5Today we all have access to a lot of data. Even more crucially, we also have easy access, through our personal computers and powerful free software packages, to the means to process the corpus of data and extract intelligence from it. Quite needlessly though, the necessary knowledge skills remain the exclusive preserve of a few, which this book sets out to change.
Although most data analytics techniques have a mathematical basis, people with a grasp of high school mathematics can gain a deep intuitive understanding of the underlying techniques and apply them correctly and effectively. To make this possible, the book:
- Focuses on intuitive explanations with examples, while avoiding deep mathematics;
- Provides numerous examples, tables and figures (over 200 figures and 110 tables), to help readers grasp the concepts and techniques;
- Introduces the R statistical programming environment and provides step-by-step guidance to learn R and apply it to the techniques covered; After working through the book readers will be able to independently apply the techniques covered on their own data. After completing the book, readers would have mastered an important subset of the R language.
- Recognizing that people master new topics only by doing, the book provides many instructive labs, -lab assignments and review questions with detailed guidance and explanations. Rather than just providing the steps in the form of "what" to do, the book also explains "why?"
- All the data files needed to work through the labs and lab assignments are available as free downloads from the book's web site.

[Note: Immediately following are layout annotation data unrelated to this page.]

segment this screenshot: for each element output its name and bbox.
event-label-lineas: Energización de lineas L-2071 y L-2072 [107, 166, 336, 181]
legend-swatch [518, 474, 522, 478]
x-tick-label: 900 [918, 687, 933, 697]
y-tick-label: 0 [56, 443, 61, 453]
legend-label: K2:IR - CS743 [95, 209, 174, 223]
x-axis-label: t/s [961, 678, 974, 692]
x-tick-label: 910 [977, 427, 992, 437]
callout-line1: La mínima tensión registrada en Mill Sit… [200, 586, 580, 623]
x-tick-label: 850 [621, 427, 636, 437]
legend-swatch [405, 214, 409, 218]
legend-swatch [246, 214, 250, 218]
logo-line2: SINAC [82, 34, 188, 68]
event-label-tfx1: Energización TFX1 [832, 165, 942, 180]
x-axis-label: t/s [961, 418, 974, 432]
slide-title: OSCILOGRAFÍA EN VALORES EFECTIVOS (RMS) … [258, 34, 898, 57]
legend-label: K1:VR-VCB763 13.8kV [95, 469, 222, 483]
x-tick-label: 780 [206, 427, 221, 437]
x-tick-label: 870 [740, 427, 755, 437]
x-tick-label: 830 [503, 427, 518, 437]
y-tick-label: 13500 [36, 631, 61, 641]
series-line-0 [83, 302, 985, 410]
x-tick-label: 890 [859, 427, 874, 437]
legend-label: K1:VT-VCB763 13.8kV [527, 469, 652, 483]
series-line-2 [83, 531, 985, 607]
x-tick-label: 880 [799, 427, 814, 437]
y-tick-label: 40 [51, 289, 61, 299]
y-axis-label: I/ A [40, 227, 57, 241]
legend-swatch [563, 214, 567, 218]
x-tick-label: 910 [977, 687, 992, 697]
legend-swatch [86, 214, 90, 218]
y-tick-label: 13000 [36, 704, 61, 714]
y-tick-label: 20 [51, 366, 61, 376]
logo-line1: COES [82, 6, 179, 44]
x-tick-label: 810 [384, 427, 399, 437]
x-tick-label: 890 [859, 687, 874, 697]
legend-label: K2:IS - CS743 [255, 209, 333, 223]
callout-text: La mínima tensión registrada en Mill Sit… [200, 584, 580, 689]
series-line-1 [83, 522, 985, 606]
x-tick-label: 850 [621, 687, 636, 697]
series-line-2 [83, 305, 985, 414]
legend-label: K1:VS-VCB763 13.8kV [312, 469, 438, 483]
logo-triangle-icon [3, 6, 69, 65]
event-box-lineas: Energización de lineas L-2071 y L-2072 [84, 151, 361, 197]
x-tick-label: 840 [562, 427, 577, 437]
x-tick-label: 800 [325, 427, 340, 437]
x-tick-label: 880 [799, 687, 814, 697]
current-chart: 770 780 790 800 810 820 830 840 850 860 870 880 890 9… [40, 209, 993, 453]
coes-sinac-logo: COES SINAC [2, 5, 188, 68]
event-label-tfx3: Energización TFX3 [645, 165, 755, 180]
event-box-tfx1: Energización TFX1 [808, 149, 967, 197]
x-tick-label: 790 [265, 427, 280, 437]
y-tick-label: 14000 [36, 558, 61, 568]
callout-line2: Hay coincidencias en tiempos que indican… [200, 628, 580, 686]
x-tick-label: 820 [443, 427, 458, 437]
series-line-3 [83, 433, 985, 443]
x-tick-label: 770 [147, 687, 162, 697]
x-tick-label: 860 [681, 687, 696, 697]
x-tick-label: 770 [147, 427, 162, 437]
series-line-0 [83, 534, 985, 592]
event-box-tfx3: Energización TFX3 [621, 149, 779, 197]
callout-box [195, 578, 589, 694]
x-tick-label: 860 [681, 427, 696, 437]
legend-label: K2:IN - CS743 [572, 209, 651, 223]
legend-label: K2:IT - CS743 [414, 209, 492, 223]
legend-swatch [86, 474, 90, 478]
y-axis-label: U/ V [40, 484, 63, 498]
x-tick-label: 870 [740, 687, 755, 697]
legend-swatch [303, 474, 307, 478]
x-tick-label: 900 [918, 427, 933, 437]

- To shield those who are new to any form of computer programming, the book comes with many convenience functions that can serve to automate what might otherwise be confusing procedures.
The book covers the following topics:
- Quick introduction to R programming -- assumes no prior background in R;
- Important data analytics concepts;
- Exploratory data analysis and graphing with R;
- Affinity analysis;
- Classification techniques like K nearest neighbors, Naive Bayes and Classification trees;
- Regression techniques like simple and multiple linear regression; K nearest neighbors for regression and regression trees;
- Time series analysis; and
- Data reduction techniques like Principal Component analysis (PCA) and cluster analysis (k-means clustering)
After completing the book, readers would have had a huge amount of hands-on experience, with a great intuitive understanding of the underlying theory.